Die Vision der Gemeinsamen Ernährungspolitik stützt sich auf die kollektive Intelligenz von mehr als 400 Landwirten, Lebensmittelunternehmern, Aktivisten der Zivilgesellschaft, Wissenschaftlern und politischen Entscheidungsträgern, die von 5 politischen Think Tanks in Brüssel, 4 lokalen Think Tanks in ganz Europa und dem EU Food and Farming Forum (EU3F) im Mai 2018 konsultiert wurden. Der Entwurf enthält auch Vorschläge, die bereits vom Europäischen Parlament, dem Europäischen Wirtschafts- und Sozialausschuss, dem Ausschuss der Regionen und den breiten Koalitionen der Zivilgesellschaft gebilligt wurden.

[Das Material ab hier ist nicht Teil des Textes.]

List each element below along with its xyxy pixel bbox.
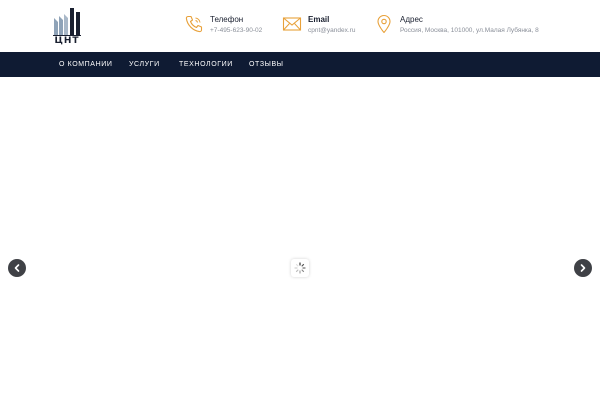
site-header: ЦНТ Телефон +7-495-623-90-02 Email cpnt@… xyxy=(0,0,600,52)
email-contact: Email cpnt@yandex.ru xyxy=(282,14,362,40)
slider-loader xyxy=(291,259,309,277)
spinner-icon xyxy=(294,262,306,274)
phone-contact: Телефон +7-495-623-90-02 xyxy=(184,14,274,40)
slider-next-button[interactable] xyxy=(574,259,592,277)
address-title: Адрес xyxy=(400,15,423,24)
nav-item-technologies[interactable]: ТЕХНОЛОГИИ xyxy=(179,52,233,77)
site-logo[interactable]: ЦНТ xyxy=(52,6,82,46)
logo-factory-icon xyxy=(53,8,81,36)
address-value: Россия, Москва, 101000, ул.Малая Лубянка… xyxy=(400,27,539,34)
address-contact: Адрес Россия, Москва, 101000, ул.Малая Л… xyxy=(374,14,574,40)
chevron-right-icon xyxy=(580,264,586,272)
nav-item-about[interactable]: О КОМПАНИИ xyxy=(59,52,112,77)
email-value[interactable]: cpnt@yandex.ru xyxy=(308,27,355,34)
map-pin-icon xyxy=(374,14,394,34)
email-title: Email xyxy=(308,15,330,24)
phone-value[interactable]: +7-495-623-90-02 xyxy=(210,27,262,34)
phone-title: Телефон xyxy=(210,15,244,24)
hero-slider xyxy=(0,77,600,400)
chevron-left-icon xyxy=(14,264,20,272)
nav-item-reviews[interactable]: ОТЗЫВЫ xyxy=(249,52,284,77)
nav-item-services[interactable]: УСЛУГИ xyxy=(129,52,160,77)
slider-prev-button[interactable] xyxy=(8,259,26,277)
phone-icon xyxy=(184,14,204,34)
envelope-icon xyxy=(282,14,302,34)
main-nav: О КОМПАНИИ УСЛУГИ ТЕХНОЛОГИИ ОТЗЫВЫ xyxy=(0,52,600,77)
logo-text: ЦНТ xyxy=(54,36,80,46)
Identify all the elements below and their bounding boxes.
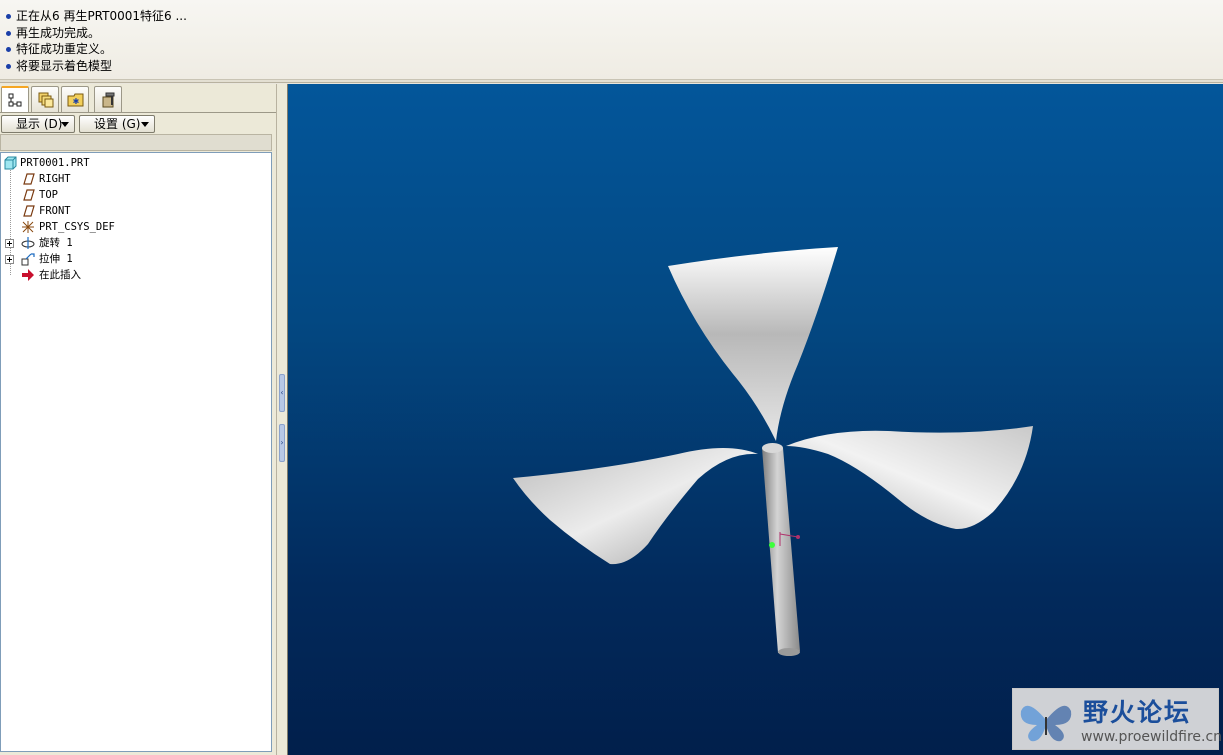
tree-column-header[interactable] [0,134,272,151]
message-text: 正在从6 再生PRT0001特征6 ... [16,9,187,23]
message-area-divider[interactable] [0,80,1223,83]
model-tree-icon [8,93,22,107]
tree-item-label: 在此插入 [39,269,81,281]
tree-item-front[interactable]: FRONT [9,203,259,219]
folder-favorites-icon: ✱ [67,93,84,107]
chevron-down-icon [141,122,149,127]
tab-model-tree[interactable] [1,86,29,113]
watermark-url: www.proewildfire.cn [1081,729,1223,745]
navigator-toolbar: 显示 (D) 设置 (G) [0,112,276,134]
tree-item-label: PRT_CSYS_DEF [39,221,115,233]
message-line: 将要显示着色模型 [4,58,1223,75]
tree-item-top[interactable]: TOP [9,187,259,203]
revolve-icon [21,237,35,249]
chevron-down-icon [61,122,69,127]
expand-right-handle[interactable]: › [279,424,285,462]
part-icon [4,156,17,170]
svg-text:✱: ✱ [73,97,80,106]
message-text: 再生成功完成。 [16,25,101,40]
message-line: 特征成功重定义。 [4,41,1223,58]
navigator-panel: ✱ 显示 (D) 设置 (G) PRT0001.PRT RIGHT TOP FR… [0,84,276,755]
csys-icon [22,221,34,233]
tree-item-label: TOP [39,189,58,201]
expand-plus-icon[interactable] [5,239,14,248]
show-dropdown-button[interactable]: 显示 (D) [1,115,75,133]
forum-watermark: 野火论坛 www.proewildfire.cn [1012,688,1223,750]
settings-button-label: 设置 (G) [94,117,141,131]
expand-plus-icon[interactable] [5,255,14,264]
show-button-label: 显示 (D) [16,117,63,131]
navigator-tab-strip: ✱ [0,84,276,113]
right-blade [786,426,1033,530]
left-blade [513,448,758,565]
message-bullet-icon [6,30,11,36]
tab-layers[interactable] [31,86,59,112]
tree-item-csys[interactable]: PRT_CSYS_DEF [9,219,259,235]
tree-item-label: 旋转 1 [39,237,73,249]
tree-item-label: FRONT [39,205,71,217]
settings-dropdown-button[interactable]: 设置 (G) [79,115,155,133]
shaded-model [513,247,1033,656]
datum-plane-icon [23,173,35,185]
datum-plane-icon [23,205,35,217]
shaft-surface [762,448,800,653]
watermark-title: 野火论坛 [1083,698,1192,727]
shaft-bottom-cap [778,648,800,656]
insert-here-arrow-icon [22,269,34,281]
message-line: 再生成功完成。 [4,25,1223,42]
model-tree[interactable]: PRT0001.PRT RIGHT TOP FRONT PRT_CSYS_DEF [0,152,272,752]
tree-item-label: PRT0001.PRT [20,157,90,169]
tree-item-label: 拉伸 1 [39,253,73,265]
tree-item-revolve[interactable]: 旋转 1 [4,235,259,251]
graphics-viewport[interactable] [288,84,1223,755]
tree-item-label: RIGHT [39,173,71,185]
layers-icon [38,92,54,108]
butterfly-logo-icon [1020,705,1072,742]
csys-marker-icon [769,542,775,548]
datum-plane-icon [23,189,35,201]
tree-item-extrude[interactable]: 拉伸 1 [4,251,259,267]
tab-tools[interactable] [94,86,122,112]
tree-item-right[interactable]: RIGHT [9,171,259,187]
top-blade [668,247,838,441]
tools-icon [102,92,115,108]
message-bullet-icon [6,47,11,52]
message-bullet-icon [6,14,11,19]
csys-axis-end-icon [796,535,800,539]
message-text: 将要显示着色模型 [16,58,113,73]
extrude-icon [21,253,35,266]
message-text: 特征成功重定义。 [16,42,113,56]
tree-item-root[interactable]: PRT0001.PRT [3,155,263,171]
message-area: 正在从6 再生PRT0001特征6 ... 再生成功完成。 特征成功重定义。 将… [0,0,1223,80]
panel-splitter[interactable]: ‹ › [276,84,288,755]
message-bullet-icon [6,63,11,69]
shaft-top-cap [762,443,783,453]
collapse-left-handle[interactable]: ‹ [279,374,285,412]
tab-folder-browser[interactable]: ✱ [61,86,89,112]
message-line: 正在从6 再生PRT0001特征6 ... [4,8,1223,25]
tree-item-insert-here[interactable]: 在此插入 [9,267,259,283]
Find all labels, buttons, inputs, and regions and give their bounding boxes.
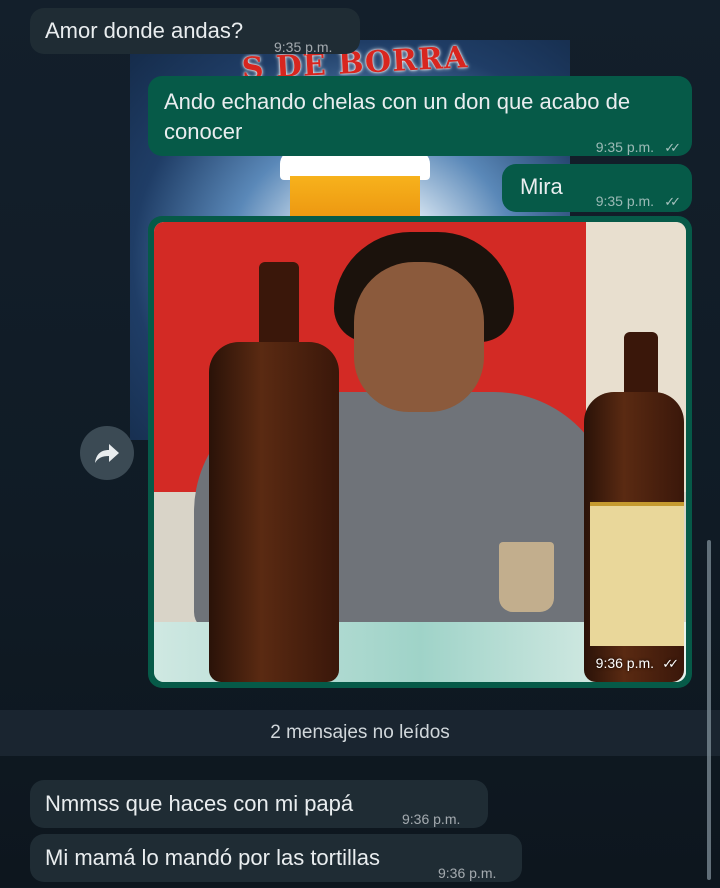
- forward-button[interactable]: [80, 426, 134, 480]
- forward-arrow-icon: [95, 444, 119, 463]
- double-check-icon: ✓✓: [662, 656, 679, 671]
- message-time: 9:36 p.m.: [438, 865, 497, 881]
- message-time: 9:35 p.m.: [595, 193, 655, 209]
- message-time: 9:36 p.m.: [402, 811, 461, 827]
- double-check-icon: ✓✓: [664, 140, 681, 155]
- message-meta: 9:35 p.m. ✓✓: [595, 184, 681, 217]
- message-time: 9:36 p.m.: [595, 655, 655, 671]
- message-text: Amor donde andas?: [45, 18, 244, 43]
- incoming-message[interactable]: Mi mamá lo mandó por las tortillas 9:36 …: [30, 834, 522, 882]
- message-time: 9:35 p.m.: [274, 39, 333, 55]
- message-meta: 9:35 p.m. ✓✓: [595, 130, 681, 163]
- photo-person-face: [354, 262, 484, 412]
- incoming-message[interactable]: Amor donde andas? 9:35 p.m.: [30, 8, 360, 55]
- scrollbar[interactable]: [707, 540, 711, 880]
- photo-bottle-label: [590, 502, 684, 646]
- photo-attachment[interactable]: 9:36 p.m. ✓✓: [154, 222, 686, 682]
- outgoing-photo-message[interactable]: 9:36 p.m. ✓✓: [148, 216, 692, 688]
- message-time: 9:35 p.m.: [595, 139, 655, 155]
- message-text: Mi mamá lo mandó por las tortillas: [45, 845, 381, 870]
- message-text: Mira: [520, 174, 563, 199]
- message-text: Ando echando chelas con un don que acabo…: [164, 89, 631, 144]
- message-meta: 9:36 p.m. ✓✓: [595, 655, 679, 672]
- unread-messages-divider: 2 mensajes no leídos: [0, 710, 720, 756]
- outgoing-message[interactable]: Ando echando chelas con un don que acabo…: [148, 76, 692, 156]
- photo-glass: [499, 542, 554, 612]
- outgoing-message[interactable]: Mira 9:35 p.m. ✓✓: [502, 164, 692, 212]
- photo-bottle: [209, 342, 339, 682]
- message-text: Nmmss que haces con mi papá: [45, 791, 354, 816]
- double-check-icon: ✓✓: [664, 194, 681, 209]
- incoming-message[interactable]: Nmmss que haces con mi papá 9:36 p.m.: [30, 780, 488, 828]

Der Bericht findet einen wachsenden Konsens: Immer mehr Stimmen fordern eine integrierte Lebensmittelpolitik, darunter der Europäische Wirtschafts- und Sozialausschuss, der Ausschuss der Regionen, eine wachsende Zahl von Europaabgeordneten, die internen wissenschaftlichen Gremien der Europäischen Kommission (EWR, JRC, SAM, SCAR-Ausschuss), einige nationale Regierungen (Niederlande, Schweden), die OECD und eine Reihe von Gruppen der Zivilgesellschaft.

"Ob es sich nun um die GAP-Reform, die Genehmigung von Pestiziden oder Handelsverhandlungen handelt, die Kluft zwischen dem, was die Bürger von den Lebensmittelsystemen erwarten, und dem, was die derzeitige Politik leisten kann, ist größer denn je. Die Gemeinsame Ernährungspolitik bietet einen Plan B für Europa: Es geht darum, die öffentliche Ordnung zum Wohle der Allgemeinheit zurückzugewinnen und das Vertrauen in das europäische Anliegen wiederherzustellen." sagte De Schutter.